The Homes and Communities Agency has hit back at allegations it has funded substandard housing through the £1.06bn Kickstart programme as the political row over the scheme escalates

The HCA has been under fire since it emerged that 54% of the 136 schemes in the programme to restart stalled private sites scored less than 10 out of 20 in an assessment by Cabe. The HCA has been under pressure after refusing to release the details of what each of the schemes scored.

However, HCA chief executive Sir Bob Kerslake this week said many of the schemes were simply scored down because builders didn’t provide all the information for Cabe’s assessment, and that every scheme rated poorly had been subsequently double-checked by the HCA for quality.

Kerslake said that after further examination, schemes’ scores had risen, with one moving from a score of 1.5 to 16.5. Kerslake said another development moved from a score of 5.5 to receiving a Building for Life silver standard from its local authority.

The HCA refused to disclose the names of the schemes in question, and added that it had not rescored the schemes itself so was unable to provide overall data for the shift in scores.

Kerslake declined to criticise Cabe, maintaining that the £250,000 assessment costs were worthwhile for highlighting schemes that needed extra checks.
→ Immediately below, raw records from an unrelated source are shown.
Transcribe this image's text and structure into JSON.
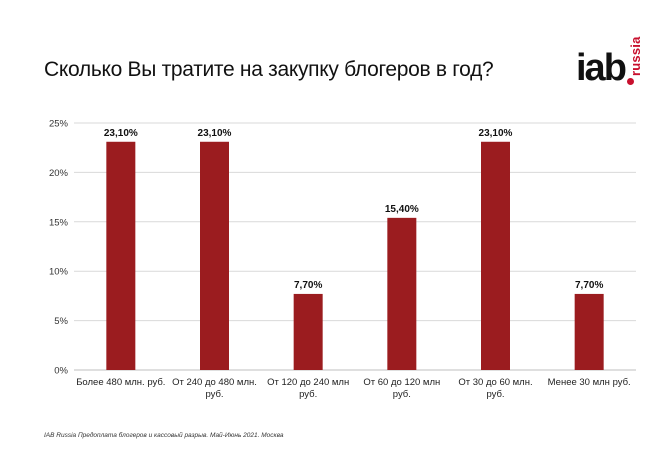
{
  "title": "Сколько Вы тратите на закупку блогеров в год?",
  "logo": {
    "main": "iab",
    "sub": "russia"
  },
  "footer": "IAB Russia Предоплата  блогеров  и кассовый разрыв. Май-Июнь  2021.  Москва",
  "colors": {
    "bar": "#9b1c1f",
    "grid": "#d9d9d9",
    "axis": "#bfbfbf",
    "text": "#111111"
  },
  "chart_data": {
    "type": "bar",
    "categories": [
      [
        "Более 480 млн.  руб."
      ],
      [
        "От 240 до 480 млн.",
        "руб."
      ],
      [
        "От 120 до 240 млн",
        "руб."
      ],
      [
        "От 60 до 120 млн",
        "руб."
      ],
      [
        "От 30 до 60 млн.",
        "руб."
      ],
      [
        "Менее 30 млн руб."
      ]
    ],
    "values": [
      23.1,
      23.1,
      7.7,
      15.4,
      23.1,
      7.7
    ],
    "data_labels": [
      "23,10%",
      "23,10%",
      "7,70%",
      "15,40%",
      "23,10%",
      "7,70%"
    ],
    "yticks": [
      0,
      5,
      10,
      15,
      20,
      25
    ],
    "ytick_labels": [
      "0%",
      "5%",
      "10%",
      "15%",
      "20%",
      "25%"
    ],
    "ylim": [
      0,
      25
    ],
    "grid": true,
    "legend": false
  }
}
He said: “Some schemes didn’t include the full information, as Cabe wasn’t asked to do more than a desktop exercise, and other schemes had wider contextual issues, such as amenity space having already been provided.”

However, Matt Bell, director of external affairs at Cabe, said the body stood by its assessments and piled further pressure on the HCA. He said: “You can tell very clearly from the plans that most of the schemes will not provide well designed homes, on a well laid-out site. Even with full information, most are clearly never going to be good enough.”

Kerslake did accept that the level of design in a number of cases was not the “aspirational” standard the HCA would seek in housing it had commissioned itself.